The U.S. Securities and Exchange Commission's updated
standards for ETFs, announced last week, could encourage demand
for exchange-traded products tied to cryptocurrencies ranging
from solana to dogecoin.
ETFs around the more traditional cryptocurrencies bitcoin
and ethereum were launched in 2024 under prior rules that had
stricter standards for issuers and exchanges.
There are 21 U.S. ETFs that own either bitcoin or ethereum,
or a combination of both, and scores of filings with the SEC for
new products tied to other coins.
Analysts said they expect the first products approved under
the new rules - likely ETFs tied to cryptocurrencies solana and
XRP - to debut in early October.
"We've got about a dozen filings with the SEC now, and more
coming," said Steven McClurg, founder of Canary Capital Group, a
digital assets investment management firm that designs and
launches ETFs. "We're all getting ready for a wave of launches."
Since the SEC first unveiled the proposed new listing
standards in July, firms have scrambled to update their new
product filings and respond to specific comments and questions
from the SEC.
A final wave of amendments could be filed by the end of this
week, said three people familiar with the matter, who asked not
to be named.
"Those filings are pretty far along in the review process,"
said Teddy Fusaro, president of Bitwise, a crypto asset manager.
"These are the rules we had been anticipating."
The SEC did not respond to a request for comment.
The vote last week by the SEC to adopt new listing standards
eliminates the need for individual regulatory review of each
crypto ETF application, allowing products that meet
predetermined standards to launch without a lengthy case-by-case
approval process.

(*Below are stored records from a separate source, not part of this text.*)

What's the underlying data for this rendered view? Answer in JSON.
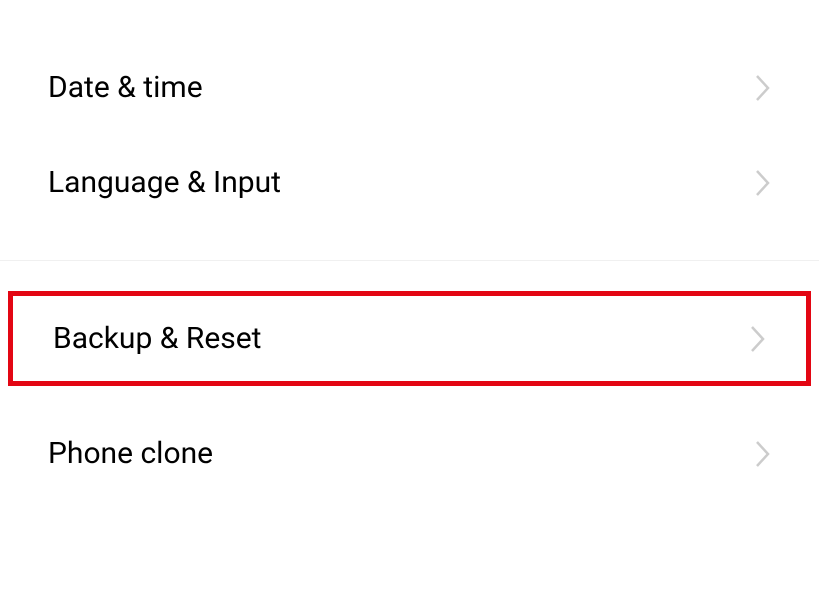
{
  "settings": {
    "items": [
      {
        "label": "Date & time"
      },
      {
        "label": "Language & Input"
      },
      {
        "label": "Backup & Reset"
      },
      {
        "label": "Phone clone"
      }
    ]
  }
}
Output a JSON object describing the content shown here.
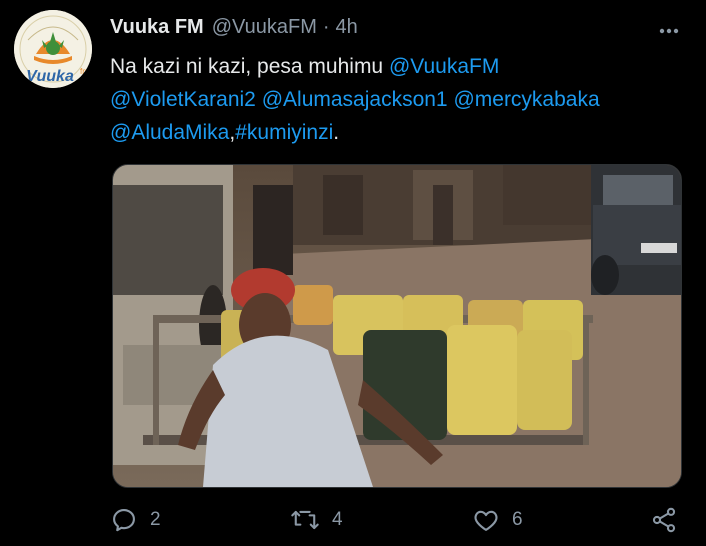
{
  "tweet": {
    "display_name": "Vuuka FM",
    "handle": "@VuukaFM",
    "separator": "·",
    "time": "4h",
    "text_prefix": "Na kazi ni kazi, pesa muhimu ",
    "mentions": [
      "@VuukaFM",
      "@VioletKarani2",
      "@Alumasajackson1",
      "@mercykabaka",
      "@AludaMika"
    ],
    "comma": ",",
    "hashtag": "#kumiyinzi",
    "period": "."
  },
  "avatar": {
    "logo_text": "Vuuka",
    "logo_suffix": "fm"
  },
  "more_icon": "more-horizontal-icon",
  "actions": {
    "reply_count": "2",
    "retweet_count": "4",
    "like_count": "6"
  },
  "colors": {
    "background": "#000000",
    "link": "#1d9bf0",
    "secondary": "#8b98a5",
    "logo_orange": "#e8892b",
    "logo_green": "#3f8f3a"
  }
}
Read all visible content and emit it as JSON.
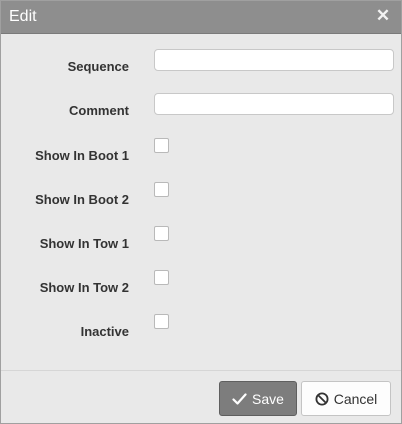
{
  "dialog": {
    "title": "Edit",
    "close_icon": "close-icon"
  },
  "form": {
    "fields": [
      {
        "label": "Sequence",
        "type": "text",
        "value": ""
      },
      {
        "label": "Comment",
        "type": "text",
        "value": ""
      },
      {
        "label": "Show In Boot 1",
        "type": "checkbox",
        "checked": false
      },
      {
        "label": "Show In Boot 2",
        "type": "checkbox",
        "checked": false
      },
      {
        "label": "Show In Tow 1",
        "type": "checkbox",
        "checked": false
      },
      {
        "label": "Show In Tow 2",
        "type": "checkbox",
        "checked": false
      },
      {
        "label": "Inactive",
        "type": "checkbox",
        "checked": false
      }
    ]
  },
  "footer": {
    "save_label": "Save",
    "save_icon": "check-icon",
    "cancel_label": "Cancel",
    "cancel_icon": "ban-icon"
  },
  "colors": {
    "titlebar": "#8e8e8e",
    "dialog_bg": "#e9e9e9",
    "save_bg": "#7d7d7d"
  }
}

That will slash the approval time for new
crypto products to 75 days or less, from up to 270 days
previously, industry sources said.
The fourth quarter of 2025 is shaping up as boom time for
crypto ETF issuers, said Jonathan Groth, a partner at DGIM Law.
Grayscale Investments was first out of the gate, rolling out
its new Grayscale CoinDesk Crypto 5 ETF less than 48
hours after the SEC last week allowed its conversion from a
private to publicly traded fund.
The Grayscale ETF owns bitcoin and ethereum, the two coins
for which spot ETFs already exist, and also XRP, solana and
cardano.
Peter Mintzberg, CEO of Grayscale, said its new ETF approval
reflected Grayscale's advocacy for "public market access,
regulatory clarity and product innovation."
SPEED TO MARKET
To benefit from the new, speedier process, an ETF must meet
at least one of three principal criteria. If the coin
underpinning the proposed ETF already trades on a regulated
market or has futures contracts regulated by the U.S. Commodity
Futures Trading Commission that have traded for at least six
months, it qualifies.
Alternatively, the existence of another ETF tied to that
coin that has at least 40% of its assets invested in the
cryptocurrency itself rather than options or swaps would open
the door to approval.
The CFTC declined to comment.
"Not all of our existing filings qualify," said Kyle DaCruz,
director of digital assets product at asset manager VanEck. "The
next step is to talk to our lawyers to see which products can
move forward and how rapidly will they get onto the market."
What remains unclear is the appetite for dozens of crypto
ETFs on lesser-known coins and how they might fit into investor
portfolios.
"There will be a flood of tokens that many folks have never
heard of, and instead of years as with bitcoin, there will be
weeks or months to provide that education," said DaCruz.